Lesley Walker (MATI ’05) currently works Spanish Court Interpreter for the Sacramento Superior Court. She recently sent me a number of job postings for the CA court system. She indicated to me: “I am interested in seeing more very well-trained interpreters enter my field and I like giving back to MIIS any chance I get.” Please read her heart-felt and insightful responses to my questions.
1. What does your typical day look like as a court interpreter?
First you’ll find out where you are assigned for the day. Depending on what county or federal district you work for, the scheduling is done differently. You might know a week in advance or five minutes in advance or you may go to the same assignment every day for your whole career (this is rare, though). Once you get to your assignment, you will either be waiting on call in an interpreters’ office or you will have to go straight to the courtroom that needs you. From there, your day depends on what kind of hearing it is you are assigned to. An arraignment, continuance, or pretrial hearing may be very brief. A trial lasts all day every day for anywhere from a couple of days to several months. As a court interpreter, you will have to be available whenever you are needed, and this may require a lot of waiting around. It is a very edge-of-your-seat job, I think. 2. What aspects of your work experience prior to becoming a court interpreter do you feel prepared you well for your current work?
I had many customer service jobs as I was growing up: video stores, restaurants, library, etc. Those were great experience for court interpreting because both require all day contact with the public. You will encounter and have to work with/for all types of people as a court interpreter. And the varying pace of customer service jobs is also similar to court interpreting.
2. What aspects of your education at MIIS do you feel prepared you well for your current work?
Precision. My professors at MIIS were very demanding and over the course of my two years there I learned to be exact. In court interpreting, that is critical. You will not pass the test without it. And the people using your work in the courtroom to do their jobs (judges, attorneys, and court reporters) will notice and appreciate it.
3. What are the useful tips you would like to share with our students on how to prepare for the CA Court Certification?
Two things are key. Number one: study with Holly Mikkelson’s materials (acebo.com). I am not being paid to promote her! I just think if you can do her exercises then you can pass the test. Number two: feel free to correct yourself about an interpretation during the exam. If you are like me, you sometimes think of the perfect interpretation of a word about three seconds after you’ve said out loud a not-so-perfect interpretation of the word. On the exam (and in real life), you can say, “That is…” or “Rather…” or “Interpreter correction…” and your last utterance will be taken as your answer. Don’t do it excessively because that affects your overall style grade. But you can correct yourself on the exam.
4. What are the things that you know now that you wish you had known when you were a student at MIIS?
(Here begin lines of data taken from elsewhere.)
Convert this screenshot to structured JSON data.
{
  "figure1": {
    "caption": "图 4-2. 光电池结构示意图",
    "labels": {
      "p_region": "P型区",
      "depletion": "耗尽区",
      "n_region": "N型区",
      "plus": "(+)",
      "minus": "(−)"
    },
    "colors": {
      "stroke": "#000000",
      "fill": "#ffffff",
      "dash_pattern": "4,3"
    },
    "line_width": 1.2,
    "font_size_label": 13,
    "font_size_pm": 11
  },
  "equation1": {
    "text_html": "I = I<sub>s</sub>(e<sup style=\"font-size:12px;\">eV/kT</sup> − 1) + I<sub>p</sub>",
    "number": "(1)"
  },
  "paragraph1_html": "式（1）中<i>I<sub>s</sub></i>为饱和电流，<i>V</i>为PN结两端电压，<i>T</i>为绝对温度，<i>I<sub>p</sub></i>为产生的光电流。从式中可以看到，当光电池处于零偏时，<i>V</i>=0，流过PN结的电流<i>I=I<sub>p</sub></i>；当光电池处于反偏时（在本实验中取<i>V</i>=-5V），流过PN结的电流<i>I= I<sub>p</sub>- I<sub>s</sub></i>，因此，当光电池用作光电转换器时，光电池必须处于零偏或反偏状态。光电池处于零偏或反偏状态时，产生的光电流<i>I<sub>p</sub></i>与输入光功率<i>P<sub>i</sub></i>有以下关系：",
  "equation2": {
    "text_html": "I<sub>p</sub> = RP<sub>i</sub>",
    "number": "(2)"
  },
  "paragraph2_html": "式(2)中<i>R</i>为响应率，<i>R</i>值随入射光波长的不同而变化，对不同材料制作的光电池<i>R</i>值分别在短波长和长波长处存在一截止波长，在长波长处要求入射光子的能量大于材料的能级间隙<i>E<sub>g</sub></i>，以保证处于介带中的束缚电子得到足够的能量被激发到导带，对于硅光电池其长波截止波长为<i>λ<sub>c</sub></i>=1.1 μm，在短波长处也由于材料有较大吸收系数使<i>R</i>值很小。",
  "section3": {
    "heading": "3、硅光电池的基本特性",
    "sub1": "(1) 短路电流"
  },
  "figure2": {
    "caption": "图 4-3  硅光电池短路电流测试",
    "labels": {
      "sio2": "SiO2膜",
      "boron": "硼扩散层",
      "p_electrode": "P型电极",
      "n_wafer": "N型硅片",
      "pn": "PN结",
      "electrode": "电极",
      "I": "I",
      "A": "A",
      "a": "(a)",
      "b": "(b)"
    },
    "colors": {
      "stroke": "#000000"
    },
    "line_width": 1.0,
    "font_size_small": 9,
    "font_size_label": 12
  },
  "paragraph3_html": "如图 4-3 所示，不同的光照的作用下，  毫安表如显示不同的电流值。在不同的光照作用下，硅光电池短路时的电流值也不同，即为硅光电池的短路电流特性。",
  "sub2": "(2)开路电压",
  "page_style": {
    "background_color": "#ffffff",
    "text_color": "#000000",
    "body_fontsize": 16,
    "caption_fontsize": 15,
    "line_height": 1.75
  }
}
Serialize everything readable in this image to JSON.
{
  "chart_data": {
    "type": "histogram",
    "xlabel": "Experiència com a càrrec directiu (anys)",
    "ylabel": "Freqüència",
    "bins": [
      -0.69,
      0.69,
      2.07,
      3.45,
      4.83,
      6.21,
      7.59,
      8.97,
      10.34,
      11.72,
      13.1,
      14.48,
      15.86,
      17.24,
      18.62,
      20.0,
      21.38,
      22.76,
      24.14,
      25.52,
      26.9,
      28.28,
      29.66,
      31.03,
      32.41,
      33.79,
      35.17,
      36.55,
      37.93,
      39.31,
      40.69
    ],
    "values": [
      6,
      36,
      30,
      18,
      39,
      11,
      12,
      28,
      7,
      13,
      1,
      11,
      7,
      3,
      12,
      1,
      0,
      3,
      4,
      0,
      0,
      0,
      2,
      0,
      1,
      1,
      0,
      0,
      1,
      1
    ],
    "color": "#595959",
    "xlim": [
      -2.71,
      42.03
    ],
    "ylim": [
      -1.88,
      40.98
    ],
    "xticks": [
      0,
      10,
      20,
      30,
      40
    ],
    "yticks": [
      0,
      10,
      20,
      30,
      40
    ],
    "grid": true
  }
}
During my studies at MIIS, I started having lots of random body aches and pains that continued once I started court interpreting. I think I was physically tense from trying to behave like a language machine. What I know now is that I am not a machine and it’s best if I don’t act like one–bring yourself, your personality, your flaws, and your strengths to every job you do. You will be taking much better care of yourself and your performance will be the same or better.